By default, SQLAlchemy keeps a db.Engine's pooled connections open forever (pool_recycle=-1). This is a problem in MySQL because of a config value called wait_timeout, which sets the MySQL server to kill idle connections after 8 hours. Therefore, it was possible for code to check out a connection from SQLAlchemy (via self.connect() on one of the storages) where the underlying DB connection had been removed. To rectify this, I am setting the pooled connections to recycle after 1 hour.
bk and Integration
Local testing involved setting the wait_timeout variable on the MySQL DB to 2 seconds & then sleeping for 3 or more seconds.

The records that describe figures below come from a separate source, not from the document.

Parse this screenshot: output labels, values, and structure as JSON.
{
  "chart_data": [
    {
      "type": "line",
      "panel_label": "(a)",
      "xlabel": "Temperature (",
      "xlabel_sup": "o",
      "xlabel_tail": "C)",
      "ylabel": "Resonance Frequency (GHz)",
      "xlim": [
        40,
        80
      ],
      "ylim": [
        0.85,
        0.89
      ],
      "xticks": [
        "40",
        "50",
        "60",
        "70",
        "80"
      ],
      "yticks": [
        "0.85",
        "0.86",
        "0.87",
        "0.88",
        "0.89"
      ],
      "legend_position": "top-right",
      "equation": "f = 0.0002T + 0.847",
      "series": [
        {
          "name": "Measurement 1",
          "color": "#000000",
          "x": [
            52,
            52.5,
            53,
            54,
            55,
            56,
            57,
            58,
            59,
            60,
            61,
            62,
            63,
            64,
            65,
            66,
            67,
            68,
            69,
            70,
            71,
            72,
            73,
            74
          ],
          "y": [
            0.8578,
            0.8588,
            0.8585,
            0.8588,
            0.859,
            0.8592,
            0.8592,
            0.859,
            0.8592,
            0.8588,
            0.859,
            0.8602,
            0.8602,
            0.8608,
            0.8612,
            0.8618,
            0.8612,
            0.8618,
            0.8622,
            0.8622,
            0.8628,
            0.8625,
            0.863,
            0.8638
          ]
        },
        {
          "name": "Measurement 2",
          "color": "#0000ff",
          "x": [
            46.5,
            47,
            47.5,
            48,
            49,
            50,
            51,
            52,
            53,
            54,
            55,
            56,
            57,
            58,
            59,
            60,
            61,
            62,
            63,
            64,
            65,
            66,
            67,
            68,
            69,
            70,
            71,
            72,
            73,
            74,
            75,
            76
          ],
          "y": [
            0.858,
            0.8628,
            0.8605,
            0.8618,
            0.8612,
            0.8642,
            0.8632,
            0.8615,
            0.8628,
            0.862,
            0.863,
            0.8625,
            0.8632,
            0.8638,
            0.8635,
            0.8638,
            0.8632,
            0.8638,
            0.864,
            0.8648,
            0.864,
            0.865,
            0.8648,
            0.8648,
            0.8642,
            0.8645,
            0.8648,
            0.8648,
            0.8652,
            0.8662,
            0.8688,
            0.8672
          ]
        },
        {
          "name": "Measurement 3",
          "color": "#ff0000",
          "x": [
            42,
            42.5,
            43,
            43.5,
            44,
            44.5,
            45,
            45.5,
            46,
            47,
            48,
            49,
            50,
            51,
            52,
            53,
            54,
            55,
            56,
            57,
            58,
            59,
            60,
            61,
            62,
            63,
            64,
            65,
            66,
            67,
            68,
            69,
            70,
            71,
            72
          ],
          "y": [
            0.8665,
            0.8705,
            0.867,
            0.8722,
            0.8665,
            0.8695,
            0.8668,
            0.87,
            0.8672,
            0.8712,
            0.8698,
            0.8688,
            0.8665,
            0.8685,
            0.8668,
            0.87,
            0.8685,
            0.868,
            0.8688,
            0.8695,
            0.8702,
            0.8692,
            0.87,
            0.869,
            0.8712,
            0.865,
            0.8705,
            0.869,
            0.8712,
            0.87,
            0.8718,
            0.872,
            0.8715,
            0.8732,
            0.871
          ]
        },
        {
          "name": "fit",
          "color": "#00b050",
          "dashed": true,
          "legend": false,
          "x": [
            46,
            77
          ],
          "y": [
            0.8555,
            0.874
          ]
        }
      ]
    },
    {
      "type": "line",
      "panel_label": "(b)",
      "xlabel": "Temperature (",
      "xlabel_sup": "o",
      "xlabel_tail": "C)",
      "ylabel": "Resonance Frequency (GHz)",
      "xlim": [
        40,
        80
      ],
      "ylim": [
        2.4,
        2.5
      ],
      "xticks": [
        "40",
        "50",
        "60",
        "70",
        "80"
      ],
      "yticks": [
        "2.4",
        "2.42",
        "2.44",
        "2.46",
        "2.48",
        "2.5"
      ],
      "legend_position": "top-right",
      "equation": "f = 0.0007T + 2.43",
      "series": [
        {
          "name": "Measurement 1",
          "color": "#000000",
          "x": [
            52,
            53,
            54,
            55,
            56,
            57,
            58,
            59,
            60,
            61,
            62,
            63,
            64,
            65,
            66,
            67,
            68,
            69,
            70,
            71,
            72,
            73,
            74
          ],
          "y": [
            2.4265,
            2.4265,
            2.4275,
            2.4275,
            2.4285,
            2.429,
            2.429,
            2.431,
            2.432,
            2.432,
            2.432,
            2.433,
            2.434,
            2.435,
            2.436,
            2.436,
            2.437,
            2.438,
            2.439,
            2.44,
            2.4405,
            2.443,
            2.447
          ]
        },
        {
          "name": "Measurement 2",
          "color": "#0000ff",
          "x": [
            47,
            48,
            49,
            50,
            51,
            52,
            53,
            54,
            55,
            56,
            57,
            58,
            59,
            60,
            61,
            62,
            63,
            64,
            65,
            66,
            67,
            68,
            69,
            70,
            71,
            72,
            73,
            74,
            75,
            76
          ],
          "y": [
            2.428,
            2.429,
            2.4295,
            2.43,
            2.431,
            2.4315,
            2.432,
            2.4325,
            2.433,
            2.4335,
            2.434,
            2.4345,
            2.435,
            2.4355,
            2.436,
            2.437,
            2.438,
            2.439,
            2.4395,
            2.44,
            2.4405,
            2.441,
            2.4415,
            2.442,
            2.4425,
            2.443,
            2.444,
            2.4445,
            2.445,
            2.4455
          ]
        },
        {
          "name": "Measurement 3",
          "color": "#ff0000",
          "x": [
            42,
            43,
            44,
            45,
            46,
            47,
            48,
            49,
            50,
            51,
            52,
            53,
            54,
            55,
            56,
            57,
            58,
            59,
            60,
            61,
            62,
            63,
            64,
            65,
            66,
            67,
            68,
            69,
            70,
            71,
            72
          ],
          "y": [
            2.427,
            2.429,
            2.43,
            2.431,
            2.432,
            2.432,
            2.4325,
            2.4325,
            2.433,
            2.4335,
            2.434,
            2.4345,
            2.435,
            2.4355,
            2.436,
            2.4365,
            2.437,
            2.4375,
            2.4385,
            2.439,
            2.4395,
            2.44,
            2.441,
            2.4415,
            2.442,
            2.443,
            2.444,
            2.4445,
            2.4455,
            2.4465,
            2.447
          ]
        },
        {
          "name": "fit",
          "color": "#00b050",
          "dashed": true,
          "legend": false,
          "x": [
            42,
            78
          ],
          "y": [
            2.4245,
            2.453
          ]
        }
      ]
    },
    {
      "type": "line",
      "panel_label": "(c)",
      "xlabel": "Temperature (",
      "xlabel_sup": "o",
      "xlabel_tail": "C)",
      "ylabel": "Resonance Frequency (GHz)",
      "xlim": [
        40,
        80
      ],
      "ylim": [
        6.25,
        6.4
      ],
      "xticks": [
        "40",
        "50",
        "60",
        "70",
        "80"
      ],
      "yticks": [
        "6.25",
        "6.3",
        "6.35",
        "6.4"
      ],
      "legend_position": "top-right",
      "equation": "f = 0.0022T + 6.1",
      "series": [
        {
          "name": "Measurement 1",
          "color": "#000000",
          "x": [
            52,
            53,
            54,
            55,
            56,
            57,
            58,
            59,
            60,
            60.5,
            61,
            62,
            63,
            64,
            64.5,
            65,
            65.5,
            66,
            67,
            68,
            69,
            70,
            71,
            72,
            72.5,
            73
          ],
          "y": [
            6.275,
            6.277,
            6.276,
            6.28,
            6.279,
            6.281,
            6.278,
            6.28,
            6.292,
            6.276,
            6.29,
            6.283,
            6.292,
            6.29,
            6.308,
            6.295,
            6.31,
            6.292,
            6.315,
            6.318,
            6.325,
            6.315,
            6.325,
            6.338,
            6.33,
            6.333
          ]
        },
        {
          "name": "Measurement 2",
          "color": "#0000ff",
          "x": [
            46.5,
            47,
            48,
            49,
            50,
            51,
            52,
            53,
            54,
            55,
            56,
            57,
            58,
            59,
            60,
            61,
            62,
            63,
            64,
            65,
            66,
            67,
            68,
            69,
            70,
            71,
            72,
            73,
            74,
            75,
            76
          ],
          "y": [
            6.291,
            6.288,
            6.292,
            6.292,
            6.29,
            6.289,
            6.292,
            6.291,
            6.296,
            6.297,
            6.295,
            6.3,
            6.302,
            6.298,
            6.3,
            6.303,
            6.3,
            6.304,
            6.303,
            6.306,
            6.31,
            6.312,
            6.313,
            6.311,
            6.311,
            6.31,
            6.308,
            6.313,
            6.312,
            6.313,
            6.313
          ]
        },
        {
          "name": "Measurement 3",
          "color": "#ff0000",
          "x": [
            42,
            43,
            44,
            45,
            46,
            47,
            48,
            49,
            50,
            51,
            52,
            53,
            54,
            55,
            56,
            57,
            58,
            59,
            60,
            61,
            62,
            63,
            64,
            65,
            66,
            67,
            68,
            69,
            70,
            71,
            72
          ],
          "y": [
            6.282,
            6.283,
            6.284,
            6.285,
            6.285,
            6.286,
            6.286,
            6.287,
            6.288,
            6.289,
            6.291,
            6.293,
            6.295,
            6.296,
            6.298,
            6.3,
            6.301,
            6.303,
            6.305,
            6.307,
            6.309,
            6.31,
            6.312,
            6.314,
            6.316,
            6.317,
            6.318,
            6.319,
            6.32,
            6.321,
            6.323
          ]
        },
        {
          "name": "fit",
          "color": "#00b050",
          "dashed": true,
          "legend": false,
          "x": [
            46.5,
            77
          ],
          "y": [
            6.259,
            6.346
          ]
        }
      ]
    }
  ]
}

Before this fix in Dagit we'd encounter an OperationalError as the MySQL connection was dead; however, after this fix (setting MYSQL_POOL_RECYCLE to instead be 1 second), this issue was not present in a long-running (15 minute+) session with frequent reloading.
The issue repro code looked something like this:
with self.connect() as conn: conn.execute('SET SESSION wait_timeout = 2;') time.sleep(3)
We should definitely add a test for this.
might eventually want to make this configurable, but this seems fine for now.
not sure this matters for NullPool
Added tests & removed the NullPool wait_timeout fix - there's no pool for that case so there's nothing to recycle
some assert here would be good